With 1:51 left to play, Detroit trailed by three points and faced a third-and-1 from the Seattle 11. As receiver Calvin Johnson tried to stretch across the goal line, safety Kam Chancellor punched the ball loose, sending it bouncing into the end zone. As the ball fluttered toward the back of the end zone, Seattle linebacker K.J. Wright tapped the ball, accelerating it out of play and assuring Seattle a touchback. We now know that this was a case of illegal batting, and had the referees called the penalty, Detroit would have regained possession inside the 1-yard line, half the distance from the spot of the fumble.
And while it's impossible to know for certain which team would have won the game had things gone differently, we can make some good estimates about each team's chances using our win probability model.
There's little doubt Chancellor's amazing play saved a touchdown and prevented the Seahawks from falling behind by four points with less than two minutes remaining. Here's the breakdown:
• A Detroit touchdown leaves Seattle down by four with 1:45 to play, giving the Seahawks a 15.7 percent chance of winning.
• Chancellor's play keeps the Seahawks up by three, giving them an 89.5 percent chance of winning.
• Had the Seahawks been penalized for illegal batting, Detroit would have had a first-and-goal inside the 1 with 1:45 to play, giving them an 80.7 percent chance of winning.
The percentages for the first and last scenarios might not seem very high for Detroit, but that's because Seattle had two timeouts, leaving plenty of time for the Seahawks to respond (also assuming Detroit scores quickly in the last scenario). Ninety or more seconds is a virtual eternity in the modern two-minute drill.
Overall: The officials' missed call on the batted ball was a plus-.702 win probability added event, as we might say in the football analytics world. In other words, it swung each team's chances by about 70 percent.
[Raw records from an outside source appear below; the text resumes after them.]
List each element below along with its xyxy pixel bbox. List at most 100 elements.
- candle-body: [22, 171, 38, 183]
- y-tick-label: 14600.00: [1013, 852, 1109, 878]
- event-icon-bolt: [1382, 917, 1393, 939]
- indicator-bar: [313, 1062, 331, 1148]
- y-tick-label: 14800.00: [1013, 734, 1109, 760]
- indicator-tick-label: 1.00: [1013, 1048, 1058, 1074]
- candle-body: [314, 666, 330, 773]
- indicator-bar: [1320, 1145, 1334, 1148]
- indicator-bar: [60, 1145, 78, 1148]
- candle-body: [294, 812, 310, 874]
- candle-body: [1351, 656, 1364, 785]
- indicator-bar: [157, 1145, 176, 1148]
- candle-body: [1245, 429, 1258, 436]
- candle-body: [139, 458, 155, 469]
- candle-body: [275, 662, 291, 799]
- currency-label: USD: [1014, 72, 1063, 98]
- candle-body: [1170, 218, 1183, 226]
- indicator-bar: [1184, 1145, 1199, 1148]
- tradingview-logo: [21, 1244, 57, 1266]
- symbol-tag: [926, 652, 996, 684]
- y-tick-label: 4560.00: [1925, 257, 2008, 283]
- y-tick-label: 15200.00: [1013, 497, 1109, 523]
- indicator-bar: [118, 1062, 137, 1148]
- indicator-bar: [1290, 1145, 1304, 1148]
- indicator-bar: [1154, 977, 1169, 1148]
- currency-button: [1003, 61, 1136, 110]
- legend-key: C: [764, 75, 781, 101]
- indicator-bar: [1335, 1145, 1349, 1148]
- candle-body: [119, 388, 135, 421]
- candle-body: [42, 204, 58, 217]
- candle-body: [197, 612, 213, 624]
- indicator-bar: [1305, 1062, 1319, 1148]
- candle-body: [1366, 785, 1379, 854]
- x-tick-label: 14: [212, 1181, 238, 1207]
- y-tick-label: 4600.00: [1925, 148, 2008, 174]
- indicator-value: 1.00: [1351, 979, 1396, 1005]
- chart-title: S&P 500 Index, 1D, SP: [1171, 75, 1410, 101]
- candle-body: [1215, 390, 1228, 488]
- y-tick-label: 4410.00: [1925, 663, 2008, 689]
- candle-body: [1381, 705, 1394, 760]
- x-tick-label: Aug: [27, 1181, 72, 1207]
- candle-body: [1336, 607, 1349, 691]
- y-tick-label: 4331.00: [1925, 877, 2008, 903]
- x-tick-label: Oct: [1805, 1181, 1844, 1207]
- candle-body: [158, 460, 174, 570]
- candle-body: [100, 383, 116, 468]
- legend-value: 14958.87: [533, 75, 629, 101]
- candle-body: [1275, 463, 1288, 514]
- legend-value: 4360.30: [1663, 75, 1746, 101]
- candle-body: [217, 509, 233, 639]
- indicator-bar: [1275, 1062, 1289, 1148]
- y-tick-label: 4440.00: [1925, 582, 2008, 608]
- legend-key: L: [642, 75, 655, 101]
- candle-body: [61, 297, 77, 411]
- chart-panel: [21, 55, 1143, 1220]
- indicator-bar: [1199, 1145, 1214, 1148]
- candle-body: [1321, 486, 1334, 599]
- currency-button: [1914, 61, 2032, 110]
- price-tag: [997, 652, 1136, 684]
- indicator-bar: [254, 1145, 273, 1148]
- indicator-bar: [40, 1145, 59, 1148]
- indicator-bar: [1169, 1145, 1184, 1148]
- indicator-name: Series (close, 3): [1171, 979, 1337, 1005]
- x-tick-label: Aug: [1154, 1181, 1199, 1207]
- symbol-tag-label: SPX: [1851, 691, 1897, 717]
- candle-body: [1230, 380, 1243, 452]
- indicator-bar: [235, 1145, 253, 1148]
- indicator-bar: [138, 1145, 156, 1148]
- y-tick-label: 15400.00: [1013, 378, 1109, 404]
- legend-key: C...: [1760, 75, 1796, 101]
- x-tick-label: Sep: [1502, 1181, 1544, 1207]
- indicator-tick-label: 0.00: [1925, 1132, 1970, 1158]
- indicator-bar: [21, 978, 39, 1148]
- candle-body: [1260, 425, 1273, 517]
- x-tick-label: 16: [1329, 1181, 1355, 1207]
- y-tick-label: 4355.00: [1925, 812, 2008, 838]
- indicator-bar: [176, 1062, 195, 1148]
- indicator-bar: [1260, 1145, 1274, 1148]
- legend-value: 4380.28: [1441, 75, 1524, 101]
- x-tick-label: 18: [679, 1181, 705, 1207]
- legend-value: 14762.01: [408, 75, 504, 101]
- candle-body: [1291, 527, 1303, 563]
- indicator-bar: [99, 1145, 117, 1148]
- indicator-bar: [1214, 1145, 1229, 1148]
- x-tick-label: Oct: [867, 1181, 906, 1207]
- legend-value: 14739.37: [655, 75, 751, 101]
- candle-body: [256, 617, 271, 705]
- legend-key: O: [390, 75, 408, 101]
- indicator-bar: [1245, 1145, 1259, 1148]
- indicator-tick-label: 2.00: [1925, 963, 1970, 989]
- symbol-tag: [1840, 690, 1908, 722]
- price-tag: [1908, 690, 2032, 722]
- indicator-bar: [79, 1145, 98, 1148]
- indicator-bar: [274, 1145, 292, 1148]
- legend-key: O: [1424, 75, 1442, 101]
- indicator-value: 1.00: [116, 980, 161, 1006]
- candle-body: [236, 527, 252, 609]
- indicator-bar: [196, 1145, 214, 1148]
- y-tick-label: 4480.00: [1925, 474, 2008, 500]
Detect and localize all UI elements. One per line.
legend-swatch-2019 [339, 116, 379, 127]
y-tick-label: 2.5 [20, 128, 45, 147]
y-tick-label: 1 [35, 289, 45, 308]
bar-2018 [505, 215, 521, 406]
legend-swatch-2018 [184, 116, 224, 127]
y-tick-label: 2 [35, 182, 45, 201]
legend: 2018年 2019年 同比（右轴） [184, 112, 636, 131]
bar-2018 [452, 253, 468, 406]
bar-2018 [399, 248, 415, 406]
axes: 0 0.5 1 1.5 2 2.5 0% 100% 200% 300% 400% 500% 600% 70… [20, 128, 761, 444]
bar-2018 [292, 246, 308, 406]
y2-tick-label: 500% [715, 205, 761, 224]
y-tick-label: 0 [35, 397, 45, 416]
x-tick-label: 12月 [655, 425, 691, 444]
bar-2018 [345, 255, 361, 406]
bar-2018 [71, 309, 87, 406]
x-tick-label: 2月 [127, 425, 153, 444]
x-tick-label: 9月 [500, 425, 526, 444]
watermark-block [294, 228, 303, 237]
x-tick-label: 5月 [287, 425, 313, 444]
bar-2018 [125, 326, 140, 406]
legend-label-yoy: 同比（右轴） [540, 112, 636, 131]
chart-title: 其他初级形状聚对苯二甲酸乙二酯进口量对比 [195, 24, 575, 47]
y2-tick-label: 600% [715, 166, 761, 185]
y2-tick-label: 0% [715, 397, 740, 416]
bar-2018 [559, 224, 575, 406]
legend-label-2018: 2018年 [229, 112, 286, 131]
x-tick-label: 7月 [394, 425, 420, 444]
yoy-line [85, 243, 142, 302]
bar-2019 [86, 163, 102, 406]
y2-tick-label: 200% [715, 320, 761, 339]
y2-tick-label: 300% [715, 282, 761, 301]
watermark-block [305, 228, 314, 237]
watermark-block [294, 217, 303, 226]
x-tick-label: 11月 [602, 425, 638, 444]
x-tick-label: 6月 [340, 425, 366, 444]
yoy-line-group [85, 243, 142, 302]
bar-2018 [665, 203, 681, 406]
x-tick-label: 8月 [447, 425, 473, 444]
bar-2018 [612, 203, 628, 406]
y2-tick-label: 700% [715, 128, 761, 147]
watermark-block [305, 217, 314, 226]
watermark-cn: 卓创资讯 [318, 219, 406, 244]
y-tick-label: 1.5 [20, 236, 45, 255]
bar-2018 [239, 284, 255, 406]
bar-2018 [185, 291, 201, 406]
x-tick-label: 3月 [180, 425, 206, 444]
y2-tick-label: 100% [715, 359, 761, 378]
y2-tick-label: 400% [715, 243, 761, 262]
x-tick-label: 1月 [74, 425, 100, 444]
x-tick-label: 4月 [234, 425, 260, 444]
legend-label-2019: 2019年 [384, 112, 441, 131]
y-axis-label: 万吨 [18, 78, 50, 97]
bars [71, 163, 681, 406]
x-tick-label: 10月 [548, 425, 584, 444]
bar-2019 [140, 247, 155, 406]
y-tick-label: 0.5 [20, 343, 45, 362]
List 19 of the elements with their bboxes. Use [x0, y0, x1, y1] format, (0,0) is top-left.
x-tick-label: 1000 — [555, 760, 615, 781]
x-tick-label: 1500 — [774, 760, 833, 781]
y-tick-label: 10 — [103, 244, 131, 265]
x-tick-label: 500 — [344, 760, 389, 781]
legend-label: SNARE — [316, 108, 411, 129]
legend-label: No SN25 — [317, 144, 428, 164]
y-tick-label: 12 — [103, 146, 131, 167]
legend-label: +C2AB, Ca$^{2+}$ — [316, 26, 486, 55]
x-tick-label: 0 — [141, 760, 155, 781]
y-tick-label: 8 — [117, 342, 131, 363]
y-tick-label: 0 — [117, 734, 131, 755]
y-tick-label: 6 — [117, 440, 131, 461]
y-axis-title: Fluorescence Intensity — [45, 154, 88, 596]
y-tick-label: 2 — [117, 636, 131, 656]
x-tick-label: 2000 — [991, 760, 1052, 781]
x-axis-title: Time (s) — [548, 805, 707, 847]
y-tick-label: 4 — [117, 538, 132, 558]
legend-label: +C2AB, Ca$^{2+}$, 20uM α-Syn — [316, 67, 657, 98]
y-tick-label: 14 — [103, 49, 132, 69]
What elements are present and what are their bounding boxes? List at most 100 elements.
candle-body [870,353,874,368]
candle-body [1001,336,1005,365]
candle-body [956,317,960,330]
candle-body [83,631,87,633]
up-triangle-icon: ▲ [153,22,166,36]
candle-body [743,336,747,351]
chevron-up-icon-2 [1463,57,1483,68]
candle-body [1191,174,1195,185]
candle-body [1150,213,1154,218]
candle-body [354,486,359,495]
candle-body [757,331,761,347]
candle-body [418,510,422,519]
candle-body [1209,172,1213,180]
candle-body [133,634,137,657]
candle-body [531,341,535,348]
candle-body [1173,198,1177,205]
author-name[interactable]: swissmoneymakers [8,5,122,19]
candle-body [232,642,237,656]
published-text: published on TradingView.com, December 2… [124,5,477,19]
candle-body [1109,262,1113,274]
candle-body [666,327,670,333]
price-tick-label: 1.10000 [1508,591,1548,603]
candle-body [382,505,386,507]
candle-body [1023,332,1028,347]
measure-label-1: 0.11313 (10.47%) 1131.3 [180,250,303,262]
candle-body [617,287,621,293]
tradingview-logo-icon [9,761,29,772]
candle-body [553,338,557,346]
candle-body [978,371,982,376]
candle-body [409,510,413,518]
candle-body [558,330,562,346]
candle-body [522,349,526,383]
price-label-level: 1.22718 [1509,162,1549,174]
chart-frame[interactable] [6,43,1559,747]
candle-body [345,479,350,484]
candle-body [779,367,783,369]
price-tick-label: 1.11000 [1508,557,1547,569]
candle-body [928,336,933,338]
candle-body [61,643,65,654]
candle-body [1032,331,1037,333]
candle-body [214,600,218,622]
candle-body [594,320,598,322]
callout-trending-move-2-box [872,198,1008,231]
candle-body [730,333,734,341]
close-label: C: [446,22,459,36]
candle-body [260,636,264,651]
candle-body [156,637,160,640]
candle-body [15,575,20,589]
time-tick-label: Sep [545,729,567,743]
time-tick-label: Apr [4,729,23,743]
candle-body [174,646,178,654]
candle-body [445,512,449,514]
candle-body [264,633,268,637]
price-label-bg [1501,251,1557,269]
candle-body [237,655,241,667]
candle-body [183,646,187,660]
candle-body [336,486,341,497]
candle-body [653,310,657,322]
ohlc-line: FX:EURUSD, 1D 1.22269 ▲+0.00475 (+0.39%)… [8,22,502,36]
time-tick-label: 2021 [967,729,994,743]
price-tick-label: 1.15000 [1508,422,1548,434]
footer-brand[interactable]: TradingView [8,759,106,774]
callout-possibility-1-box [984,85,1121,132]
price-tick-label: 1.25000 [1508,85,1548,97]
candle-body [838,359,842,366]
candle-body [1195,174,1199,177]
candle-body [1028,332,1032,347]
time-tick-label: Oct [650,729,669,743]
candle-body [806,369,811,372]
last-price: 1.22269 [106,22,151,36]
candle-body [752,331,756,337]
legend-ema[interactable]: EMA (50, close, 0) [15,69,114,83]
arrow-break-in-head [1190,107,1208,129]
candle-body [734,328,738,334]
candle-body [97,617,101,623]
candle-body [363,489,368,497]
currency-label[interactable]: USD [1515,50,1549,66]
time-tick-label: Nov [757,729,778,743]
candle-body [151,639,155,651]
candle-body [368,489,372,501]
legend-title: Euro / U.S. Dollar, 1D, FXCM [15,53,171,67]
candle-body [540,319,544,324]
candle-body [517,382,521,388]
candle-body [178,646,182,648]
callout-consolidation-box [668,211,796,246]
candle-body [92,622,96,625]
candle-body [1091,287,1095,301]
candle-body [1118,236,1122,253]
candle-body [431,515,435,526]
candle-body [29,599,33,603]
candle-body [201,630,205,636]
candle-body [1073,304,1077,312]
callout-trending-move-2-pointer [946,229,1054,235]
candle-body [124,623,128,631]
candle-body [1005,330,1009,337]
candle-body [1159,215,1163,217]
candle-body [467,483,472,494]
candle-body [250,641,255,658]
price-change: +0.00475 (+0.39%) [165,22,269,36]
It's very rare that single events in football even approach that big of a swing.
The difference between the 80.7 percent chance following the hypothetical illegal batting penalty and the Lions' 10.5 percent chance following the touchback makes that missed call a 70.2 percent error.
That might not be as big as the "Fail Mary" call in the Green Bay-Seattle Monday night game three years ago, which was a clear-cut 100 percent swing, but it's close.